Oklahoma — It’s encouraging to see that despite budget challenges, Oklahoma is making it a priority to invest in the needs of our state’s abused and neglected children.
But wouldn’t it be better if the need weren’t so great, for children in state custody or for the elderly and disabled? Some good news is that reform in Washington could move us closer to helping at-risk-youth by investing in prevention.
Federal funding shortchanges prevention efforts that could help parents manage financial distress, mental health, substance abuse, and other abuse and neglect risk factors. Today, the federal government pays $4 on foster care for every $1 on prevention.
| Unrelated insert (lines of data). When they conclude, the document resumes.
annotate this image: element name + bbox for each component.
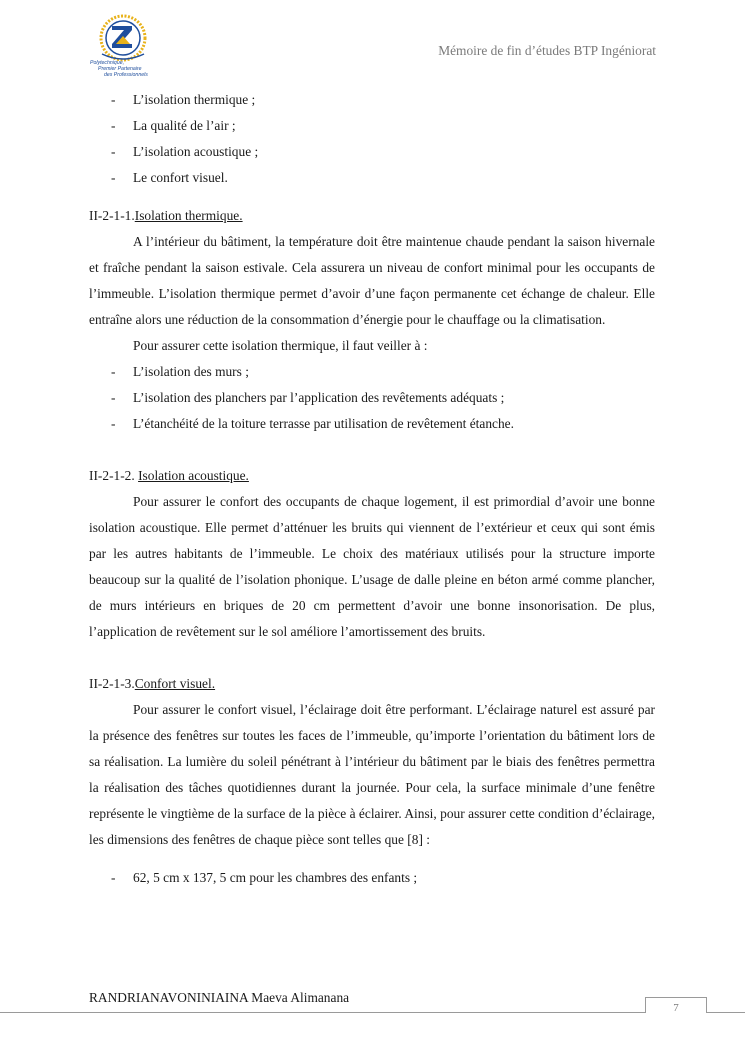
bullet-dash: -	[111, 870, 116, 885]
list-item: - L’étanchéité de la toiture terrasse par utilisation de revêtement étanche.	[89, 411, 655, 437]
bullet-dash: -	[111, 390, 116, 405]
page-content	[89, 87, 655, 891]
bullet-dash: -	[111, 144, 116, 159]
bullet-dash: -	[111, 170, 116, 185]
footer-rule	[0, 1012, 745, 1013]
bullet-dash: -	[111, 416, 116, 431]
paragraph-visual: Pour assurer le confort visuel, l’éclairage doit être performant. L’éclairage naturel est assuré par la présence des fenêtres sur toutes les faces de l’immeuble, qu’importe l’orientation du bâtiment lors de sa réalisation. La lumière du soleil pénétrant à l’intérieur du bâtiment par le biais des fenêtres permettra la réalisation des tâches quotidiennes durant la journée. Pour cela, la surface minimale d’une fenêtre représente le vingtième de la surface de la pièce à éclairer. Ainsi, pour assurer cette condition d’éclairage, les dimensions des fenêtres de chaque pièce sont telles que [8] :	[89, 702, 655, 847]
logo-caption: Polytechnique, Premier Partenaire des Professionnels	[90, 60, 148, 78]
section-heading-visual: II-2-1-3.Confort visuel.	[89, 676, 216, 691]
bullet-dash: -	[111, 118, 116, 133]
list-item: - La qualité de l’air ;	[89, 113, 655, 139]
footer-author: RANDRIANAVONINIAINA Maeva Alimanana	[89, 990, 350, 1005]
section-heading-acoustic: II-2-1-2. Isolation acoustique.	[89, 468, 249, 483]
bullet-dash: -	[111, 92, 116, 107]
paragraph-thermal: A l’intérieur du bâtiment, la température doit être maintenue chaude pendant la saison hivernale et fraîche pendant la saison estivale. Cela assurera un niveau de confort minimal pour les occupants de l’immeuble. L’isolation thermique permet d’avoir d’une façon permanente cet échange de chaleur. Elle entraîne alors une réduction de la consommation d’énergie pour le chauffage ou la climatisation.	[89, 234, 655, 327]
list-item: - L’isolation des planchers par l’application des revêtements adéquats ;	[89, 385, 655, 411]
paragraph-acoustic: Pour assurer le confort des occupants de chaque logement, il est primordial d’avoir une bonne isolation acoustique. Elle permet d’atténuer les bruits qui viennent de l’extérieur et ceux qui sont émis par les autres habitants de l’immeuble. Le choix des matériaux utilisés pour la structure importe beaucoup sur la qualité de l’isolation phonique. L’usage de dalle pleine en béton armé comme plancher, de murs intérieurs en briques de 20 cm permettent d’avoir une bonne insonorisation. De plus, l’application de revêtement sur le sol améliore l’amortissement des bruits.	[89, 494, 655, 639]
list-item: - L’isolation des murs ;	[89, 359, 655, 385]
list-item: - L’isolation thermique ;	[89, 87, 655, 113]
section-heading-thermal: II-2-1-1.Isolation thermique.	[89, 208, 243, 223]
list-item: - L’isolation acoustique ;	[89, 139, 655, 165]
page-number: 7	[645, 997, 707, 1013]
list-item: - Le confort visuel.	[89, 165, 655, 191]
list-lead: Pour assurer cette isolation thermique, il faut veiller à :	[133, 338, 428, 353]
running-header: Mémoire de fin d’études BTP Ingéniorat	[438, 43, 656, 58]
bullet-dash: -	[111, 364, 116, 379]
list-item: - 62, 5 cm x 137, 5 cm pour les chambres des enfants ;	[89, 865, 655, 891]
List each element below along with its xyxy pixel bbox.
Federal foster care funding itself is insufficient, covering less than half of eligible kids. Underfunding of prevention efforts will only drain this already shallow funding pool.
Sen. Ron Wyden, D-Ore., is developing legislation to invest in prevention. His plan would allow federal funds to help at-risk kids before they enter foster care, and it directs increased investments to prevention initiatives with proven track records of effectiveness.
The likely result: stronger families, safer children and better value for taxpayers.
Foster parents offer a wonderful gift to children facing terrible circumstances. However, getting ahead of the problem means investing in prevention. If Oklahoma wants better outcomes for kids, Oklahoma’s leaders in Congress must reform funding for child abuse and neglect.